President Donald Trump’s new aggressive posture toward Iran has sent bitcoin down about 2% over the past 24 hours, to $67,000. While this price action is consistent with typical volatility, beneath the surface the market structure appears fragile.

This is primarily due to flows in the options market listed on Deribit, particularly a build-up in defensive positioning just below current prices that could result in a decline to as low as $50,000.

A fragile setup below $68,000

In recent weeks, traders have stocked up on put options offering downside protection. These defensive flows have been focused on puts at strike levels of $68,000 and below, up to around $55,000. This is understandable, given the macroeconomic risks related to the war in Iran, quantum threats and the brutal bear market that began late last year.

However, when this type of positioning develops, it creates what savvy traders call a “negative gamma” zone – a setup in which market makers or traders who add liquidity to an exchange’s order book are forced to react to price movements in a way that ends up accelerating the dominant trend, which is bearish in this case.

These types of dynamics have amplified uptrends and downtrends in the past.

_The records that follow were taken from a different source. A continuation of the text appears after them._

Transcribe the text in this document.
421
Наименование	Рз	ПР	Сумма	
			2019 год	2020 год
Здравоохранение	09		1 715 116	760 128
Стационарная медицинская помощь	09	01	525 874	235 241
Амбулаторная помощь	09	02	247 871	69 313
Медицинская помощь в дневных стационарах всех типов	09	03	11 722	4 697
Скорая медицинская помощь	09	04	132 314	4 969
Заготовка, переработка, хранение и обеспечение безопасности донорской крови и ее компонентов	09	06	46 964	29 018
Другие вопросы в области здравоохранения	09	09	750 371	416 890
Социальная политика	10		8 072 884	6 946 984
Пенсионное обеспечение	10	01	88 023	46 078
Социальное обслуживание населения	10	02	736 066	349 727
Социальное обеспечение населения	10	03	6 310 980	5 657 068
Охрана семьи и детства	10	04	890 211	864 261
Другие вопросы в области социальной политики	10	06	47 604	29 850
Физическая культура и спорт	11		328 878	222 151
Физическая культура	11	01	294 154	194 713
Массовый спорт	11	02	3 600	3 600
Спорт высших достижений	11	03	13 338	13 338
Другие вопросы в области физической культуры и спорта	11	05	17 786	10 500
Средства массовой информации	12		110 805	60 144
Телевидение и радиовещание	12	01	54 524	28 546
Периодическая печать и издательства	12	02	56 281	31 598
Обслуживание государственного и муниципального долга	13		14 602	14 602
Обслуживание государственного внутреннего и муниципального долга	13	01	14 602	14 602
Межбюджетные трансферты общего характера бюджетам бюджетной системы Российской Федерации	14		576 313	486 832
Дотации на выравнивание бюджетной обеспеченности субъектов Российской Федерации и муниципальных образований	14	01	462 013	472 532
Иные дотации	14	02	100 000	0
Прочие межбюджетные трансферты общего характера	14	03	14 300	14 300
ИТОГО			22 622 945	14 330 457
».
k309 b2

The Glassnode chart shows that dealer gamma exposure is generally negative, from $68,000 to $50,000. This is the result of being the opposite of traders’ long positions.

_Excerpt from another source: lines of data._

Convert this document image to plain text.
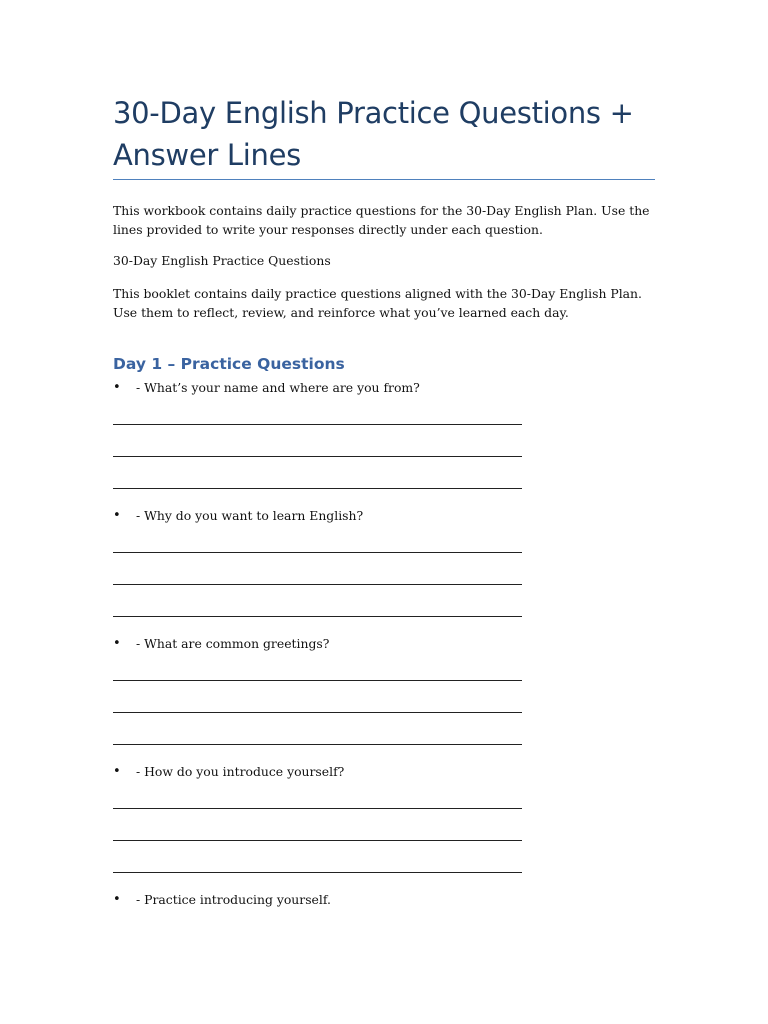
30-Day English Practice Questions + Answer Lines

This workbook contains daily practice questions for the 30-Day English Plan. Use the lines provided to write your responses directly under each question.

30-Day English Practice Questions

This booklet contains daily practice questions aligned with the 30-Day English Plan. Use them to reflect, review, and reinforce what you’ve learned each day.

Day 1 – Practice Questions
• - What’s your name and where are you from?
• - Why do you want to learn English?
• - What are common greetings?
• - How do you introduce yourself?
• - Practice introducing yourself.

In other words, traders hold short put positions. So as the market drops below $68,000, they incur losses and are likely to short BTC to cover their exposure.

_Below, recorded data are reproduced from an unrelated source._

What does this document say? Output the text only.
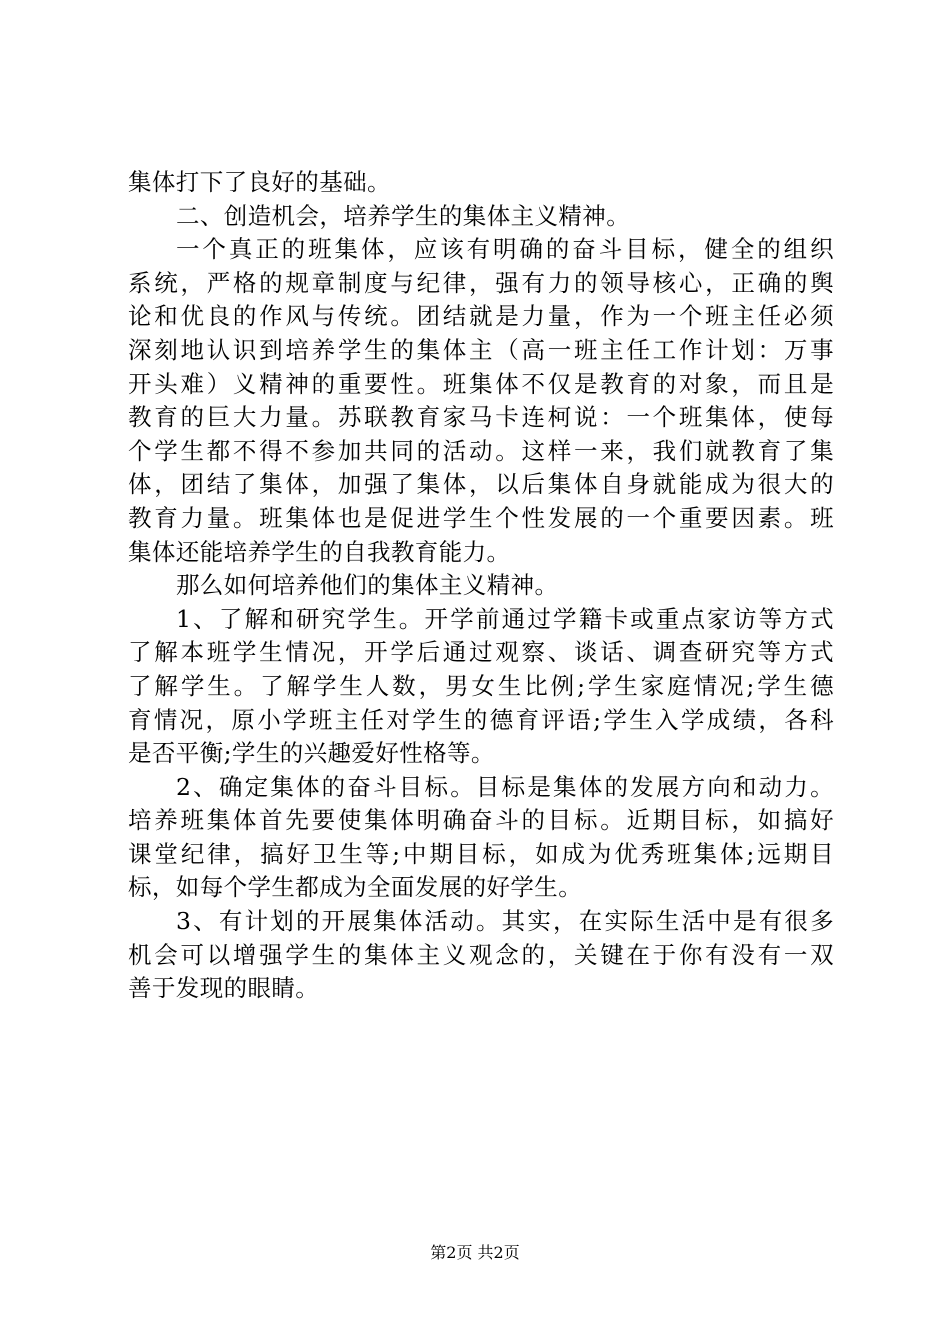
集体打下了良好的基础。
二、创造机会，培养学生的集体主义精神。
一个真正的班集体，应该有明确的奋斗目标，健全的组织
系统，严格的规章制度与纪律，强有力的领导核心，正确的舆
论和优良的作风与传统。团结就是力量，作为一个班主任必须
深刻地认识到培养学生的集体主（高一班主任工作计划：万事
开头难）义精神的重要性。班集体不仅是教育的对象，而且是
教育的巨大力量。苏联教育家马卡连柯说：一个班集体，使每
个学生都不得不参加共同的活动。这样一来，我们就教育了集
体，团结了集体，加强了集体，以后集体自身就能成为很大的
教育力量。班集体也是促进学生个性发展的一个重要因素。班
集体还能培养学生的自我教育能力。
那么如何培养他们的集体主义精神。
1、了解和研究学生。开学前通过学籍卡或重点家访等方式
了解本班学生情况，开学后通过观察、谈话、调查研究等方式
了解学生。了解学生人数，男女生比例;学生家庭情况;学生德
育情况，原小学班主任对学生的德育评语;学生入学成绩，各科
是否平衡;学生的兴趣爱好性格等。
2、确定集体的奋斗目标。目标是集体的发展方向和动力。
培养班集体首先要使集体明确奋斗的目标。近期目标，如搞好
课堂纪律，搞好卫生等;中期目标，如成为优秀班集体;远期目
标，如每个学生都成为全面发展的好学生。
3、有计划的开展集体活动。其实，在实际生活中是有很多
机会可以增强学生的集体主义观念的，关键在于你有没有一双
善于发现的眼睛。
第2页 共2页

This hedging can push prices even lower, creating a feedback loop that can accelerate quickly.

This is why the latest decline below the $68,000 level becomes critical. Crossing this threshold not only signals technical weakness: it opens the door to an area where forced selling could intensify.

“Negative gamma now sits just below current price levels from $68,000 into the 50s,” Glassnode said in its weekly report.

“A move into this zone could trigger an acceleration in selling as hedging flows reinforce bearish momentum, turning what would otherwise be a gradual move into a stronger revaluation, with a potential return to the $60,000 level, the February 5 sell-off low,” the firm added.

With liquidity still relatively low after options expire on March 27, and likely to remain so through the Easter holidays, there may not be enough buyers to absorb this pressure.

So, if the feedback loop fully kicks in, the decline could extend well below $60,000.

This setup shows that while Bitcoin is currently reacting to war headlines, the inner workings of the market can also shape its trajectory.

If prices hold above $68,000, the current pattern could collapse without much damage. But a sustained break below that level could tip the market into a regime in which selling feeds on itself, turning a routine decline into a much deeper move.